No entanto, lembra, a legislação permite o trabalho como menor aprendiz para o grupo de 14 e 15 anos. “Assim, nem todo caso é considerado trabalho infantil. É preciso avaliar se a ocupação é sem carteira, ou trabalho doméstico, se a jornada de trabalho é excessiva, se a ocupação envolve atividades perigosas, prejudicais à saúde ou ao desenvolvimento”, completa a analista. 

Bolsonaro ignorou leis

A Constituição brasileira estabelece que o trabalho é proibido para menores de 16 anos. A exceção é para a condição de jovem aprendiz, possível apenas para maiores de 14 anos.

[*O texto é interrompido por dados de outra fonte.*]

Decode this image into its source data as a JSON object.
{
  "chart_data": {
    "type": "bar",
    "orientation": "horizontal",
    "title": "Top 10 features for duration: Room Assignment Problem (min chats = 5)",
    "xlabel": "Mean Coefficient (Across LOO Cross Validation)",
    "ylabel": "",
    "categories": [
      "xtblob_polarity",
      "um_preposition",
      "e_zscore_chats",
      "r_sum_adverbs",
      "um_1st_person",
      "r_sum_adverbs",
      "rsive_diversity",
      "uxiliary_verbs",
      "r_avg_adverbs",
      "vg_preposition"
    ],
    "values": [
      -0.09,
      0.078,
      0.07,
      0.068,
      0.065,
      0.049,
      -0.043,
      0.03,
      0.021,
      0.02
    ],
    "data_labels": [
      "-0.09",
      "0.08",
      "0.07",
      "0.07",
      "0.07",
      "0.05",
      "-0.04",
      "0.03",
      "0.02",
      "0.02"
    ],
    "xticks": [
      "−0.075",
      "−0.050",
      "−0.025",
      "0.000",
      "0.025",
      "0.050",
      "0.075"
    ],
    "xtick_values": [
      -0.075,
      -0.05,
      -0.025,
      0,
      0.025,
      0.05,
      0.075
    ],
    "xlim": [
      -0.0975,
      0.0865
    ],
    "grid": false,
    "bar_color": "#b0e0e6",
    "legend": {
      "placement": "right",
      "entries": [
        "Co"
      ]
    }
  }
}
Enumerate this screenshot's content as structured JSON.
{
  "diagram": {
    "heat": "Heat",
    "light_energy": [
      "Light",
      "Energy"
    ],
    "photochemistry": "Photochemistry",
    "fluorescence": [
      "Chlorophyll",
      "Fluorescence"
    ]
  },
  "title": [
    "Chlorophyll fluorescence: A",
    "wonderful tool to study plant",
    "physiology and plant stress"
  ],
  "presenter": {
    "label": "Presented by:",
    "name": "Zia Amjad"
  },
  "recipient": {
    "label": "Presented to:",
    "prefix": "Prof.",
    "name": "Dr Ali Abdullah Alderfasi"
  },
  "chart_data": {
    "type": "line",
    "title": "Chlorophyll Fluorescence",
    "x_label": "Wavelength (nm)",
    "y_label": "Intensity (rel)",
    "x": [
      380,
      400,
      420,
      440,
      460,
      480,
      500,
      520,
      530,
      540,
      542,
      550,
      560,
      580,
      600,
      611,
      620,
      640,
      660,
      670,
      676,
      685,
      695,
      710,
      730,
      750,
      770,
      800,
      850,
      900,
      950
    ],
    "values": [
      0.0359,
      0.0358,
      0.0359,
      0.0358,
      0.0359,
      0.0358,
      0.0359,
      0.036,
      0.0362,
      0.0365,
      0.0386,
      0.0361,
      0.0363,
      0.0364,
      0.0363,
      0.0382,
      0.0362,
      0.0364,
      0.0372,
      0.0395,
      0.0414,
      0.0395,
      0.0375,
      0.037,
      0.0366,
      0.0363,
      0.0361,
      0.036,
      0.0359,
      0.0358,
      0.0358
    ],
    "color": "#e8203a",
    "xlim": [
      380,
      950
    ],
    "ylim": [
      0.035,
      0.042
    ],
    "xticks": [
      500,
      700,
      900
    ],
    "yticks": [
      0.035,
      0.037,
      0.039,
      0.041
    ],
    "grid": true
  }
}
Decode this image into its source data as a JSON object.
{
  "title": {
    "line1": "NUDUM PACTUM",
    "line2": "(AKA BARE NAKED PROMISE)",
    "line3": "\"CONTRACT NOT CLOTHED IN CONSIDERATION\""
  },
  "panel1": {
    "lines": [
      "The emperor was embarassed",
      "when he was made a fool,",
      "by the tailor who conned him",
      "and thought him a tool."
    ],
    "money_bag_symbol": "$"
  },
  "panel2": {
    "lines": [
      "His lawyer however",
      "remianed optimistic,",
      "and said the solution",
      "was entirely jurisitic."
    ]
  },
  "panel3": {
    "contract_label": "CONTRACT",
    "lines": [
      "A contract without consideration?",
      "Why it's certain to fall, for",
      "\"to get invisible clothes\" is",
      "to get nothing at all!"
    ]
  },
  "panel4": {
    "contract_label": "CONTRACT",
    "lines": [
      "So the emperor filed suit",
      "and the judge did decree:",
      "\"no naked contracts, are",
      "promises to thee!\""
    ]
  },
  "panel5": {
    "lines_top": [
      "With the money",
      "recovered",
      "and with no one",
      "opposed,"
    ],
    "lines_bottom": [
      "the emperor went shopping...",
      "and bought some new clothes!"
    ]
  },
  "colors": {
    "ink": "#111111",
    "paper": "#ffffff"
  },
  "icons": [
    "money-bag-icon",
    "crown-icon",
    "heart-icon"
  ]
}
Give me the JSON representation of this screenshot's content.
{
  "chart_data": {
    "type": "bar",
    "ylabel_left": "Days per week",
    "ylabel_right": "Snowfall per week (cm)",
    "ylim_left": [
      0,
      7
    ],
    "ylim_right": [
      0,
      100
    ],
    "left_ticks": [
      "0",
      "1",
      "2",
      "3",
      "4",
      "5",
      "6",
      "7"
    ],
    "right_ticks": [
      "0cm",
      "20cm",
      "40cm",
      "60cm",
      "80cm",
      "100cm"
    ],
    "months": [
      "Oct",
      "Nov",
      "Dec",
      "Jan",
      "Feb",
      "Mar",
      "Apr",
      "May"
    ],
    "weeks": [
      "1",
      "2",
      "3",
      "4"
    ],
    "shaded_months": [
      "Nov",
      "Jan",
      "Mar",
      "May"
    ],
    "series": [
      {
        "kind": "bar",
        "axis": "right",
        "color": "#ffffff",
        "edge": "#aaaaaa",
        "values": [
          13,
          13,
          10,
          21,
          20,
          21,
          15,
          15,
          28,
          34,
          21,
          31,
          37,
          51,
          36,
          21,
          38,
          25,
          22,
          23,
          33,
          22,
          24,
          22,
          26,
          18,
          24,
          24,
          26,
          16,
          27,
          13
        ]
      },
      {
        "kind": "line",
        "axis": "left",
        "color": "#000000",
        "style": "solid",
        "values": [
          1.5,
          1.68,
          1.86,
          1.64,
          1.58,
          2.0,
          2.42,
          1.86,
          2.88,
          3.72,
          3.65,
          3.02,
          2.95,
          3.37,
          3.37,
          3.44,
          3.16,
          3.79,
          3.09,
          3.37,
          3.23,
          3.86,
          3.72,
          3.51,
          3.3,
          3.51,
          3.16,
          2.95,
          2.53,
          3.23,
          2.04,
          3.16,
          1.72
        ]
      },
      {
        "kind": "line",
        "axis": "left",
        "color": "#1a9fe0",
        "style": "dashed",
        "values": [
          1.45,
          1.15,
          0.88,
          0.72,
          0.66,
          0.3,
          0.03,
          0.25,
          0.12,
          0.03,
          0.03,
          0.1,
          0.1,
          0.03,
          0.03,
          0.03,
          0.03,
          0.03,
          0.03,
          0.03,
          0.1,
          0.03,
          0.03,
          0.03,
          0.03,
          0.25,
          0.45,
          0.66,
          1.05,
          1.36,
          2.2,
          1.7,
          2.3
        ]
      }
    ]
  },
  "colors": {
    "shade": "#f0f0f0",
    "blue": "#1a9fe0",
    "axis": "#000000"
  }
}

Tais condições são também ratificadas na Consolidação das Leis do Trabalho (CLT).  Além disso, a prática é também proibida pelo Estatuto da Criança e do Adolescente (ECA).

Apesar disso, não faltaram manifestações de Bolsonaro favoráveis ao trabalho infantil — o que é especialmente grave para a um presidente da República e contribuiu para a maior permissividade e para omissões com esse tipo de atividade. 

Para lembrar alguns desses momentos, em uma de suas lives em julho de 2019, o então presidente disse que “não foi prejudicado em nada” por ter colhido milho aos “nove, dez anos de idade” em uma fazenda de São Paulo. Pelas redes sociais, também declarou que “o trabalho dignifica o homem e a mulher, não interessa a idade”. Em 2020, disse que menores de idade “podem até fumar um paralelepípedo de crack, menos trabalhar” e defendeu que se “a molecada quer trabalhar, trabalha”.